Lastly, we were not able to organize serological testing for CMV infections retrospectively due to ongoing IgRT or lack of stored plasma. Therefore, it is more difficult to draw definite conclusions on the results of the OX40-based T-lymphocyte function test. We consequently recommend treating physicians to test EBV, CMV seroconversion before T-lymphocyte function is tested or before IgRT is started to enable more clear conclusions in the near future.

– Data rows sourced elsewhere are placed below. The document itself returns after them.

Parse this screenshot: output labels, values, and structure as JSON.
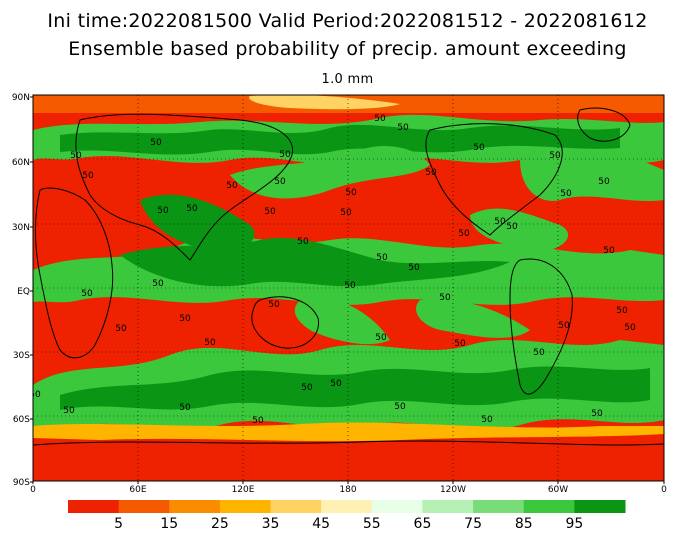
{
  "header": {
    "line1": "Ini time:2022081500   Valid Period:2022081512 - 2022081612",
    "line2": "Ensemble based probability of precip. amount exceeding",
    "threshold": "1.0 mm"
  },
  "axes": {
    "lat_labels": [
      "90N",
      "60N",
      "30N",
      "EQ",
      "30S",
      "60S",
      "90S"
    ],
    "lon_labels": [
      "0",
      "60E",
      "120E",
      "180",
      "120W",
      "60W",
      "0"
    ]
  },
  "colorbar": {
    "colors": [
      "#ee2200",
      "#f55a00",
      "#fa8c00",
      "#ffb400",
      "#ffd264",
      "#fff0b4",
      "#e6ffe6",
      "#b4f0b4",
      "#78dc78",
      "#3cc83c",
      "#0a9614"
    ],
    "labels": [
      "5",
      "15",
      "25",
      "35",
      "45",
      "55",
      "65",
      "75",
      "85",
      "95"
    ]
  },
  "contour_label": "50"
}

Overall, we conclude that patients with partial 11q-deletion or 11q-trisomy regardless of involvement of genes as ETS1 or FLI1, have a risk of a combined primary immunodeficiency, consisting of both quantitative and qualitative defects. We therefore recommend regular immunological screening by testing IgG, IgA, IgM, response to immunization and B and T-lymphocyte counts in all patients with 11q-disorders. It is important to realize that lymphocyte dysfunction does not always correlate with B- and T-lymphocyte count. Immunological abnormalities may develop over time and need repetitive testing, or may present at birth. When newborn screening by T-lymphocyte receptor excision circle (TREC) is performed, T-lymphopenia should promptly lead to further investigation involving 11q-analysis. . In case of a humoral immunodeficiency, prophylactic antibiotics and/or IgRT should be considered based on number and severity of infectious complications and potential end-organ damage, including bronchiectasis. In case of chronic fungal infections, especially affecting skin or nails, local treatment or systemic prophylaxis is indicated. Physicians should be aware that fungal infections and prolonged viral infections may still occur while on IgRT therapy.

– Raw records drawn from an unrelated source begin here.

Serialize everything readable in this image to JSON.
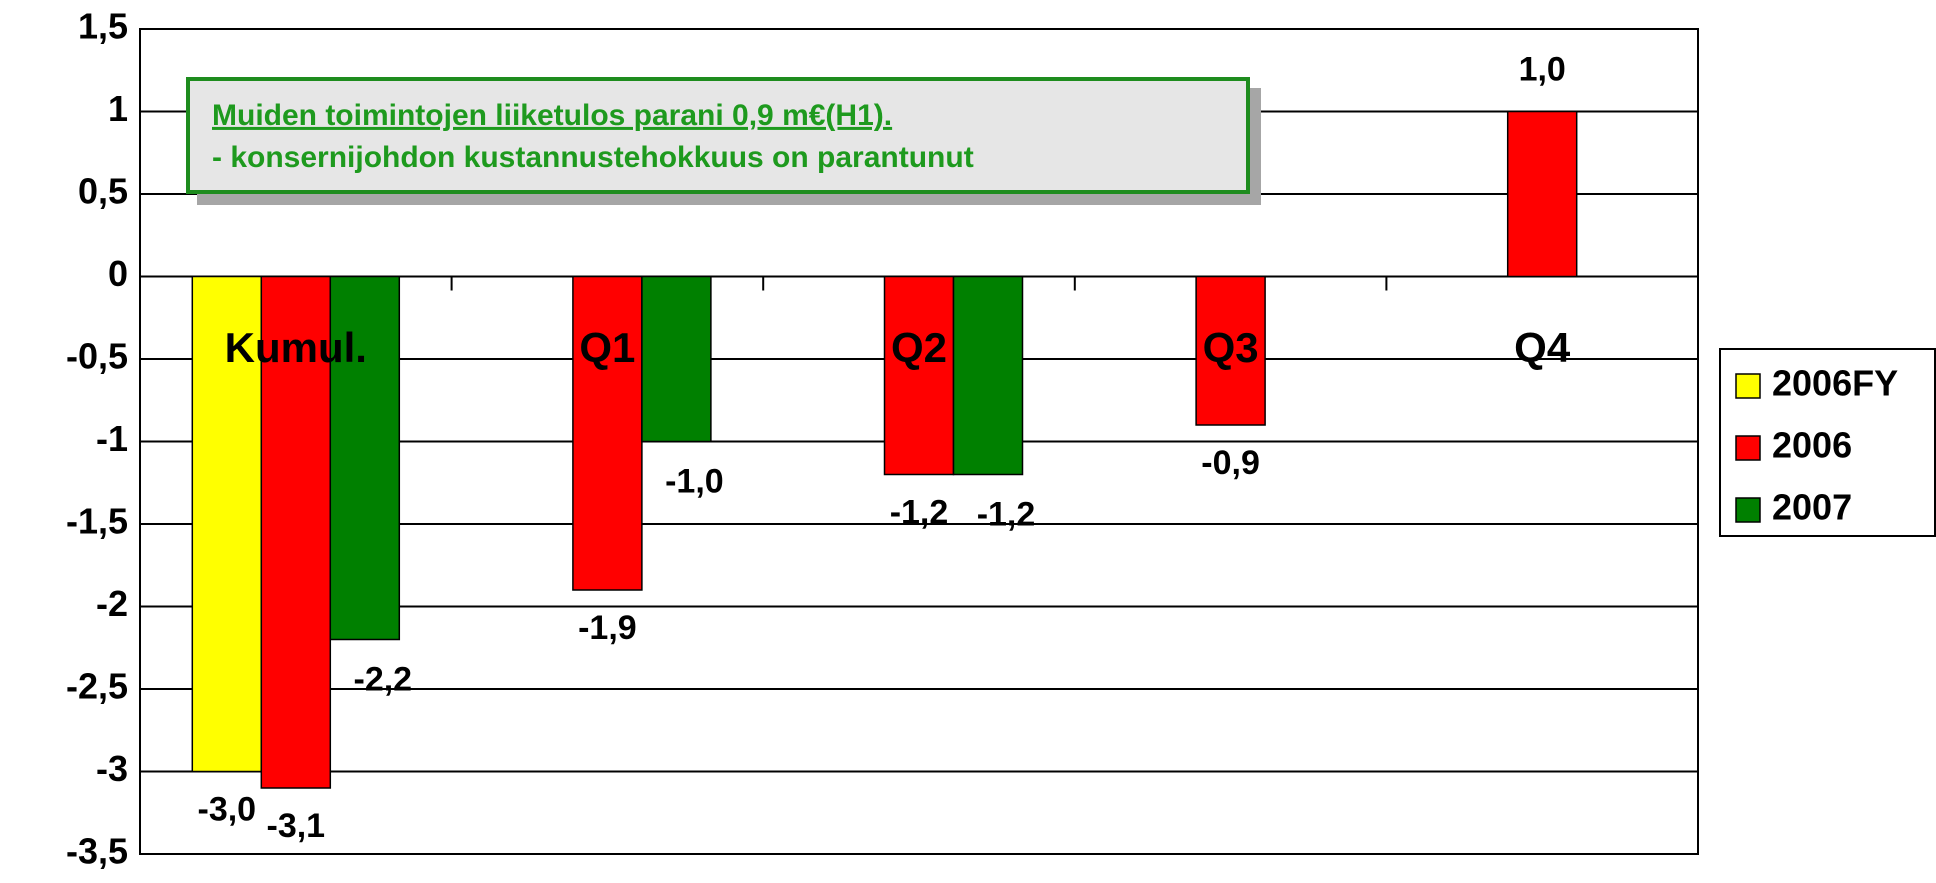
{
  "chart_data": {
    "type": "bar",
    "categories": [
      "Kumul.",
      "Q1",
      "Q2",
      "Q3",
      "Q4"
    ],
    "series": [
      {
        "name": "2006FY",
        "color": "#ffff00",
        "values": [
          -3.0,
          null,
          null,
          null,
          null
        ],
        "value_labels": [
          "-3,0",
          null,
          null,
          null,
          null
        ]
      },
      {
        "name": "2006",
        "color": "#ff0000",
        "values": [
          -3.1,
          -1.9,
          -1.2,
          -0.9,
          1.0
        ],
        "value_labels": [
          "-3,1",
          "-1,9",
          "-1,2",
          "-0,9",
          "1,0"
        ]
      },
      {
        "name": "2007",
        "color": "#008000",
        "values": [
          -2.2,
          -1.0,
          -1.2,
          null,
          null
        ],
        "value_labels": [
          "-2,2",
          "-1,0",
          "-1,2",
          null,
          null
        ]
      }
    ],
    "ylim": [
      -3.5,
      1.5
    ],
    "yticks": [
      {
        "value": 1.5,
        "label": "1,5"
      },
      1,
      {
        "value": 0.5,
        "label": "0,5"
      },
      0,
      {
        "value": -0.5,
        "label": "-0,5"
      },
      -1,
      {
        "value": -1.5,
        "label": "-1,5"
      },
      -2,
      {
        "value": -2.5,
        "label": "-2,5"
      },
      -3,
      {
        "value": -3.5,
        "label": "-3,5"
      }
    ],
    "grid": true,
    "legend": "right",
    "annotation": [
      "Muiden toimintojen liiketulos parani 0,9 m€(H1).",
      "- konsernijohdon kustannustehokkuus on parantunut"
    ]
  }
}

As many questions remain in this intriguing immunological field, future research should focus on further pathophysiological understanding of this combined immunodeficiency in patients with 11q-disorders which can be seen as a model to identify modifiers of immunological function in various disorders. Focus should be on other candidate genes, that can influence the immunological dysfunctions seen in patients with 11q-disorders.